SAR 6 Shot Blasting Machine – High-Power 6-Turbine Intensive Shot Blasting Tunnel
The SAR 6 is an industrial tunnel shot blasting machine with 6 turbines, designed for the automatic and continuous surface treatment of metal parts, with a 24-hour operating capability.
Thanks to its six high-performance impellers, it ensures homogeneous shot blasting without shadow areas, ideal for cleaning, deburring, surface preparation or mechanical reinforcement of parts.
Its continuous conveyor and shot recycling system ensures high productivity, controlled wear and consistent processing quality, even on large or complexly shaped workpieces.
The SAR 6 machine is a 6-turbine blast tunnel. It is an industrial machine of imposing size used for the automatic and continuous surface treatment of metal parts designed to work 24 hours a day.
Imagine a kind of “washing tunnel” for metal, but instead of soap and water, abrasive shot or stainless steel spheres are used to treat the surface. With the grit we obtain a significant and homogeneous roughness, with the stainless steel spheres we polish and reinforce the structure for better resistance to stresses.

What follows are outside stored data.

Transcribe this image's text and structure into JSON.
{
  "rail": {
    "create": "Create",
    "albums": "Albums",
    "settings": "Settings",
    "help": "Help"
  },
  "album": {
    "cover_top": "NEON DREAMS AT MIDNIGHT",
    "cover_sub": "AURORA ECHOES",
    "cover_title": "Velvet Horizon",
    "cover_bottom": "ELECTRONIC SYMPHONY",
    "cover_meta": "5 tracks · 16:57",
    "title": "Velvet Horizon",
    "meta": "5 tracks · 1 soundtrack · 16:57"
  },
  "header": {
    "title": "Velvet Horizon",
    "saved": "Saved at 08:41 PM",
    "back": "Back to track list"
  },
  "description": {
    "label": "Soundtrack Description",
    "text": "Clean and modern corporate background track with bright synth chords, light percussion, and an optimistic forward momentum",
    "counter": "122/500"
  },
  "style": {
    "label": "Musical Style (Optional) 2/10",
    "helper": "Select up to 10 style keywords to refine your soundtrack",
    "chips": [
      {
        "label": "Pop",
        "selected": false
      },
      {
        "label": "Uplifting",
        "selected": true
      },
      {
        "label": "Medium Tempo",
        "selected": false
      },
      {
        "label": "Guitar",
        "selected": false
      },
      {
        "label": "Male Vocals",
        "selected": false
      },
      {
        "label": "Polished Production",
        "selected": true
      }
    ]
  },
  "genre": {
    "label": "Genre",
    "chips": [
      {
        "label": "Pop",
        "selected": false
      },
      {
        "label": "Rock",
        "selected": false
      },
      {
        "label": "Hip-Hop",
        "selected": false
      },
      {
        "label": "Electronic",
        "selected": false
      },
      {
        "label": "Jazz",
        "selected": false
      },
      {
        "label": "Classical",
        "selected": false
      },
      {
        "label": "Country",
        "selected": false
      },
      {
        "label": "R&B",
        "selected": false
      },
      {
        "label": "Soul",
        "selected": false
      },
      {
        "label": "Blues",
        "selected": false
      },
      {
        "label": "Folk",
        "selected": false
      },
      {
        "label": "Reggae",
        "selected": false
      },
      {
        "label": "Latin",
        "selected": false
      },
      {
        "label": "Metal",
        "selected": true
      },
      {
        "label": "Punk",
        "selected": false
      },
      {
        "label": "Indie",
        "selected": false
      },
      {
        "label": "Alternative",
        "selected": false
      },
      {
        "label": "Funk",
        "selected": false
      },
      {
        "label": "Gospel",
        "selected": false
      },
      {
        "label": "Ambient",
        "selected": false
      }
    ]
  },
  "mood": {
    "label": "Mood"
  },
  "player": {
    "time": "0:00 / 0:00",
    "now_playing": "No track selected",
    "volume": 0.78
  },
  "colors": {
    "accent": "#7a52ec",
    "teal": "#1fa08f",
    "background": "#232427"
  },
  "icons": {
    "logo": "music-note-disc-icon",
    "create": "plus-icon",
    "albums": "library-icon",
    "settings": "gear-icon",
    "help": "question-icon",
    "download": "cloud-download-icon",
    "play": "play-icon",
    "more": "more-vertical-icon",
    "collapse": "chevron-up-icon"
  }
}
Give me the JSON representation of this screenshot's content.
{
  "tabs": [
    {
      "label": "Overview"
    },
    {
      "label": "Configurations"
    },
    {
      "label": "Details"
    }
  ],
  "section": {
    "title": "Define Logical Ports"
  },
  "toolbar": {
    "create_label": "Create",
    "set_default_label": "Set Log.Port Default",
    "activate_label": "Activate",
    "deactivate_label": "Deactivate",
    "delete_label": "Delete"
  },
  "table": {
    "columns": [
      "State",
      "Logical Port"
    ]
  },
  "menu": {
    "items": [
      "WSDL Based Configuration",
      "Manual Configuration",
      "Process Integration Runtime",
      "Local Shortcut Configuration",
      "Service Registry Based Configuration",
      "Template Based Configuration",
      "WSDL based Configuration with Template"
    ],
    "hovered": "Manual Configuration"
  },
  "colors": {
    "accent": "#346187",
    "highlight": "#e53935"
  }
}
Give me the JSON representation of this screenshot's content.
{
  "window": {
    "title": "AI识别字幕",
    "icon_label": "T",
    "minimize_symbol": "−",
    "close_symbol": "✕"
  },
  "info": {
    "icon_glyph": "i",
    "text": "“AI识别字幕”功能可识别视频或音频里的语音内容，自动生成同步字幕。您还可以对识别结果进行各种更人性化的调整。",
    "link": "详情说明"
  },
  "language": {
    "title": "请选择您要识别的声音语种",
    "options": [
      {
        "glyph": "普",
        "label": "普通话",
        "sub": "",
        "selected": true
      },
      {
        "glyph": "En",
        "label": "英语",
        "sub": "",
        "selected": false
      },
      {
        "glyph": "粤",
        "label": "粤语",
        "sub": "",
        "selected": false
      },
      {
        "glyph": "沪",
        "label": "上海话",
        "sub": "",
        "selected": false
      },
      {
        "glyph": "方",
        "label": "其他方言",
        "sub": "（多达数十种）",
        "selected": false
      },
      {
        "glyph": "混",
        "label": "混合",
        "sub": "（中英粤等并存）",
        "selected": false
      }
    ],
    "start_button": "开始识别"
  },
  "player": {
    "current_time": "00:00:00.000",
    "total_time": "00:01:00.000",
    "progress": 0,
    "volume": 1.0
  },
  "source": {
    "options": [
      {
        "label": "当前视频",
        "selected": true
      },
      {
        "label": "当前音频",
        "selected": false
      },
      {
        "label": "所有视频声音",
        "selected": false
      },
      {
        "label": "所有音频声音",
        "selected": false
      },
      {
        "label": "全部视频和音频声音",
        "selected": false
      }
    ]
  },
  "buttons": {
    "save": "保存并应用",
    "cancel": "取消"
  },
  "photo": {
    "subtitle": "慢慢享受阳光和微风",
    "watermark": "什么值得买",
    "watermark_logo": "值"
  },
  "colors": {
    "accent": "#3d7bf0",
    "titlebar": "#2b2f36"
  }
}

Here are the key components and operation of this machine:
- The principle of shot blasting
Shot blasting consists of projecting microbeads or shot at a very high speed on a workpiece to:
- Clean (remove rust, scale or foundry residue).
- Deburring (smoothing out imperfections).
- Prepare the surface before painting or galvanizing (create a roughness so that the coating sticks better).
- Increase stress resistance .
- Why 6 turbines?
The turbines are the “heart” of the system. These are paddle wheels that use centrifugal force to propel the shot at a speed controlled by a PLC. The use of 6 impellers allows the workpiece to be covered from all possible angles in a single pass. They are usually strategically placed (top, bottom, and sides) to avoid “shadow areas” on parts with complex shapes (H-beams, frames, wide plates). For special applications, it is possible to design machines with a larger number of turbines.
- Tunnel operation
Unlike a blasting machine with a bin or table, the tunnel involves linear movement:
- The conveyor: The parts are placed on a bed of motorized rollers or suspended from an overhead rail that runs through the tunnel.
- The projection area: This is the heart of the machine, armored with 10 to 20 mm manganese steel plates, ultra-resistant to prevent wear of the walls.
- Recovery: The shot falls through a grid, is collected by an auger, cleaned of dust by a magnetic or draught separator, and then returned to the turbines for further projection against the surface.